Information like the direction of the raycast and the distance to the hit object is not normally passed to the agent using ML-Agents' RayPerceptionSensorComponent2D; all that component passes are the one-hot encodings. So I ripped some of the code from that component and modified it to pass all of the desired information, hoping it would allow the agent to be more precise about its choices.
Needless to say, as with most things in this project, it did not work.
Perhaps I needed to train each agent for more time before getting frustrated and giving up (which would typically occur after 100 thousand iterations) or change the layout of the environment as it's very congested right now and randomly jumping around can achieve more than it should. Whatever the case, I glanced at some other ML-Agents examples that I thought were similar to mine to see how the agent was being rewarded and punished.
The wall-jump example tries to train an agent to jump over a wall and get to a goal. It can jump on top of a block and push it to the wall to assist it in jumping over. Looking at this agent's script, I was surprised to find that it was just using a RayPerceptionSensorComponent3D for its eyes (i.e., the only "visual" data it received were the tags of the objects in front of it), and its rewards were incredibly sparse: it was only rewarded upon reaching the goal, and at no other time. And yet it was performing really well.
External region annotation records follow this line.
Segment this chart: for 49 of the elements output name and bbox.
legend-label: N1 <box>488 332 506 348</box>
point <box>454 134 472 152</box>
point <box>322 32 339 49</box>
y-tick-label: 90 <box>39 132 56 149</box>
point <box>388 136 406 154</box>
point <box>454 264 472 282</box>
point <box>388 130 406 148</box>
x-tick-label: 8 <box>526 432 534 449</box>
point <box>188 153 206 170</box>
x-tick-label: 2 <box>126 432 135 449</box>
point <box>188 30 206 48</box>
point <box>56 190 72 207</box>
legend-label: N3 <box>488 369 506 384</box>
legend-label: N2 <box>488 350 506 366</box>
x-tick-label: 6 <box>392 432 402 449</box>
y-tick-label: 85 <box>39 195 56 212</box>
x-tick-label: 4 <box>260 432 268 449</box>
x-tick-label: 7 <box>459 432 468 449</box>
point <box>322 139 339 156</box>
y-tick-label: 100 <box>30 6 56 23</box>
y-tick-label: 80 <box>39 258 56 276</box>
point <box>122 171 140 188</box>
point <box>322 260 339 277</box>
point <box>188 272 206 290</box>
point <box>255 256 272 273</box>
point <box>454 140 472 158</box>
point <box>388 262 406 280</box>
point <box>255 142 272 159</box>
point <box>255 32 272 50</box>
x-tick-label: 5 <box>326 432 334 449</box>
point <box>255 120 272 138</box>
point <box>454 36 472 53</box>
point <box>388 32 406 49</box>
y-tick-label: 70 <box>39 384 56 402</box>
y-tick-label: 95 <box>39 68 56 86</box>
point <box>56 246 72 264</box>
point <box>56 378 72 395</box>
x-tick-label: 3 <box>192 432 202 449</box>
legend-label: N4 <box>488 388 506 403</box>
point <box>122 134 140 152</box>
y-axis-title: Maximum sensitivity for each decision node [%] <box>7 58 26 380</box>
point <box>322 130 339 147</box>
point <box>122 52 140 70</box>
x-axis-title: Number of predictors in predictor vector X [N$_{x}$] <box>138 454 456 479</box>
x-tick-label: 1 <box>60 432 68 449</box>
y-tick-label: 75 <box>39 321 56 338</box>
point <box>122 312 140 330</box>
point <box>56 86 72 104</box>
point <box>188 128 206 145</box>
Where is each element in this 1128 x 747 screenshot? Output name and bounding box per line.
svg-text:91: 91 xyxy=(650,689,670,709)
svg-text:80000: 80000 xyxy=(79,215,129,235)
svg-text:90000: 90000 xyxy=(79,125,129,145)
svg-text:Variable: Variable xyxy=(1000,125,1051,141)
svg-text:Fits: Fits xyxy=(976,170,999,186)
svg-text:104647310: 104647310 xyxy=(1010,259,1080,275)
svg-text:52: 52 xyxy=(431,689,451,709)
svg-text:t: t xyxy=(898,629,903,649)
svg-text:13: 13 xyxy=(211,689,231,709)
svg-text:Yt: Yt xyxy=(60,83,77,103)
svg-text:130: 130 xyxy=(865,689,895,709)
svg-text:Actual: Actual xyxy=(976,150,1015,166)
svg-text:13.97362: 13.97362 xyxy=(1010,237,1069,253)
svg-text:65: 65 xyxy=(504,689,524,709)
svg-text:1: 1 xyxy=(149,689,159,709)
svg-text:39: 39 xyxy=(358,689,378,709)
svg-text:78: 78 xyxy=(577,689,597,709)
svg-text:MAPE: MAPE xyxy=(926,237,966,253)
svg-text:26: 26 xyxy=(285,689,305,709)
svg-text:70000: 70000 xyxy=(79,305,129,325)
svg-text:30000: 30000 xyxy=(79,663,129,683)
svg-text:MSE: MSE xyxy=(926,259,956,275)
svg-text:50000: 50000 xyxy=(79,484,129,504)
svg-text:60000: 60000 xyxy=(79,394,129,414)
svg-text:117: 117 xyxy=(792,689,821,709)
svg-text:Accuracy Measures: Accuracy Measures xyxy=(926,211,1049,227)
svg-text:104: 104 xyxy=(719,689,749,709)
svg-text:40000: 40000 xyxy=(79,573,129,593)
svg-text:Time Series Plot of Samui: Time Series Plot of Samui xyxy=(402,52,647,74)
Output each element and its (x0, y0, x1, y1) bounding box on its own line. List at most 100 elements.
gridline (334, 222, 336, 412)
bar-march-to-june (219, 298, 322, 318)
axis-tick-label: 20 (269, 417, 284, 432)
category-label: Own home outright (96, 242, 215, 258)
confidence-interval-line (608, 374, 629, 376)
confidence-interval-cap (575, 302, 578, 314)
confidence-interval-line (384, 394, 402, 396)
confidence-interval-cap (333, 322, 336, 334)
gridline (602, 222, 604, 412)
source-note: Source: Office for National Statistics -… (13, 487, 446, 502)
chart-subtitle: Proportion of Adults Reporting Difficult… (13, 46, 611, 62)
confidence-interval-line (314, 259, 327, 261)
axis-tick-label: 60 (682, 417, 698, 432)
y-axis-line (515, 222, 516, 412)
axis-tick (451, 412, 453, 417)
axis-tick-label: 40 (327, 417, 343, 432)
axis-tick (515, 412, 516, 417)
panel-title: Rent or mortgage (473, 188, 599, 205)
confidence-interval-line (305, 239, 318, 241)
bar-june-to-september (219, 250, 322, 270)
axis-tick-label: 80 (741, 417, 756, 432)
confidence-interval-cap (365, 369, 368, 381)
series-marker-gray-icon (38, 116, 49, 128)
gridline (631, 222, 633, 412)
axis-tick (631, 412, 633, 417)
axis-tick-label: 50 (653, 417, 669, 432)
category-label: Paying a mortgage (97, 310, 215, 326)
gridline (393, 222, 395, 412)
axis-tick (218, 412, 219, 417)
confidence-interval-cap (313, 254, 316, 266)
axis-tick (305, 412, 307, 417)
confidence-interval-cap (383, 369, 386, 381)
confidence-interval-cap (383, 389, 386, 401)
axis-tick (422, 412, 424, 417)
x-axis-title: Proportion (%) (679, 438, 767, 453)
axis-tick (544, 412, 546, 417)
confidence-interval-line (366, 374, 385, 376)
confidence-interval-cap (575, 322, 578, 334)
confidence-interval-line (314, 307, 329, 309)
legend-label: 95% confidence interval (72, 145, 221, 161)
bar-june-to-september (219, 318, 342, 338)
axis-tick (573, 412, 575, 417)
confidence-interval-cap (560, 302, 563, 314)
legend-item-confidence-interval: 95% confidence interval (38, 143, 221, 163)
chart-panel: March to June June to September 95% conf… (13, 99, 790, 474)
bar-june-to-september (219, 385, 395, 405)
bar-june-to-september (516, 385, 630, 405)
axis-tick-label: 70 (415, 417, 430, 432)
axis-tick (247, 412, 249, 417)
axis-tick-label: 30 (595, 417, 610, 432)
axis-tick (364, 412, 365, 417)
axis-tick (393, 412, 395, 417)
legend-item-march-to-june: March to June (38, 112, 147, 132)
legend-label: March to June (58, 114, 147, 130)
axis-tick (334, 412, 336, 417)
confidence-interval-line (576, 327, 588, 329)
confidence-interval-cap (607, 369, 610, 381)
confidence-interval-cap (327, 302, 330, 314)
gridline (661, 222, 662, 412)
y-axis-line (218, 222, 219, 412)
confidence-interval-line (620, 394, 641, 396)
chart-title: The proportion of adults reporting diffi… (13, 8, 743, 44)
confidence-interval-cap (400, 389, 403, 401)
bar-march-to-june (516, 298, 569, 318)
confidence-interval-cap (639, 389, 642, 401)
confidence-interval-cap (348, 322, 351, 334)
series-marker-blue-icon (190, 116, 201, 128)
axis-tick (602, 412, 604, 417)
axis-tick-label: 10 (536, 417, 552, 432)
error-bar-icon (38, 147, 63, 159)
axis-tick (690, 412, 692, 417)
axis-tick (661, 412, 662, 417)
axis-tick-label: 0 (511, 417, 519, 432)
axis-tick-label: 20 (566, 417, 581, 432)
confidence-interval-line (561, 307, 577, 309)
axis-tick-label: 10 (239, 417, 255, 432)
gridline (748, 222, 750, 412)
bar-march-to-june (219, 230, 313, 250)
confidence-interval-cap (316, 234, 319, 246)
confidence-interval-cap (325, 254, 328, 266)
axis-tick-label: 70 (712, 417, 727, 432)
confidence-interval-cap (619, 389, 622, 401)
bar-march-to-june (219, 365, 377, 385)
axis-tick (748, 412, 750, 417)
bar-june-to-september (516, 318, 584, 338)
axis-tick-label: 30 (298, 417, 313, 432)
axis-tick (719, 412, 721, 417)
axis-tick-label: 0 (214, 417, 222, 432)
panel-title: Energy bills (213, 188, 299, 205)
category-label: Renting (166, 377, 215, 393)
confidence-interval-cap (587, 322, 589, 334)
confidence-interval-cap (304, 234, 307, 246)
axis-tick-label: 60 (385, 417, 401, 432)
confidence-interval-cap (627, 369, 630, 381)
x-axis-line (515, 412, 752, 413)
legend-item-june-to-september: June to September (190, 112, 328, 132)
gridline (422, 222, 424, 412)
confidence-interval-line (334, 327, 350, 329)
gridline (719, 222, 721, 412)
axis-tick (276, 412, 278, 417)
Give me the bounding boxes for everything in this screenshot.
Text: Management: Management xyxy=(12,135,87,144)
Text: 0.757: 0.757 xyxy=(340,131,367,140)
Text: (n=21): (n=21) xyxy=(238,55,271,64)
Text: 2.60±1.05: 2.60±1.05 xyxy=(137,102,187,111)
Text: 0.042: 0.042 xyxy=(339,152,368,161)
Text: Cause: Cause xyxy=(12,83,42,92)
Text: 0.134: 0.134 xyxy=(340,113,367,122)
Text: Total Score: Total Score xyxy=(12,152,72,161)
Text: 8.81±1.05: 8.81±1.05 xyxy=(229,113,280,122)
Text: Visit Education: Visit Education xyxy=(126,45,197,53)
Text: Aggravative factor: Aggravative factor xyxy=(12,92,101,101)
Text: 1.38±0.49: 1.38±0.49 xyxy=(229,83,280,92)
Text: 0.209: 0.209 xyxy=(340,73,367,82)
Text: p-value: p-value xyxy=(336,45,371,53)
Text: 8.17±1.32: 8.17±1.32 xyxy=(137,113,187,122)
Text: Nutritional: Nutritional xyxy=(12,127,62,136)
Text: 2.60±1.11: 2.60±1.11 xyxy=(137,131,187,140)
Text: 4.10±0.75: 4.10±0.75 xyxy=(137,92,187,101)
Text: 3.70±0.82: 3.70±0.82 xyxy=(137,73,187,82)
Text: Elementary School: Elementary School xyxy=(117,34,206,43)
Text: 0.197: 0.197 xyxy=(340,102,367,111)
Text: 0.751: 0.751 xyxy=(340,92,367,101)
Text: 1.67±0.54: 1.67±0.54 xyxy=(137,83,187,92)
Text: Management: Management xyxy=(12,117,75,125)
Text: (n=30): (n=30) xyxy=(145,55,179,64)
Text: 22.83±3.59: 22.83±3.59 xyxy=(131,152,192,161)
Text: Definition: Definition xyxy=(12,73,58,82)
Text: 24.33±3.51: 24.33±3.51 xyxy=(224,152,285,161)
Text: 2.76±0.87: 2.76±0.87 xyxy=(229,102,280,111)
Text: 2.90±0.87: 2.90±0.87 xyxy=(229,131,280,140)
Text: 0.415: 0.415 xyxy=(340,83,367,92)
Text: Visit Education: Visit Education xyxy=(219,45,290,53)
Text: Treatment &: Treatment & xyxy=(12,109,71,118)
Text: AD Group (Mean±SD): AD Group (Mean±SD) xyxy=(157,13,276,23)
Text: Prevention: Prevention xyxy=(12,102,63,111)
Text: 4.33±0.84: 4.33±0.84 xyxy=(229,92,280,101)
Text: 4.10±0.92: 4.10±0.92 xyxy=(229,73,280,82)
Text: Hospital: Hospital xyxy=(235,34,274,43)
My goal for spring break is pretty much the same as it was this week: to get a working path-following agent. I'll try tweaking the environment, searching through the provided ML-Agents examples for hints, looking through online tutorials with similar goals to mine, and allowing my agent to train for much more time (honestly, its hidden layers had 512 nodes each AND it was a recurrent neural network; the likelihood of it learning quickly in 100 thousand iterations was pretty low if the wall-jump had a significantly simpler brain and needed a million iterations to learn).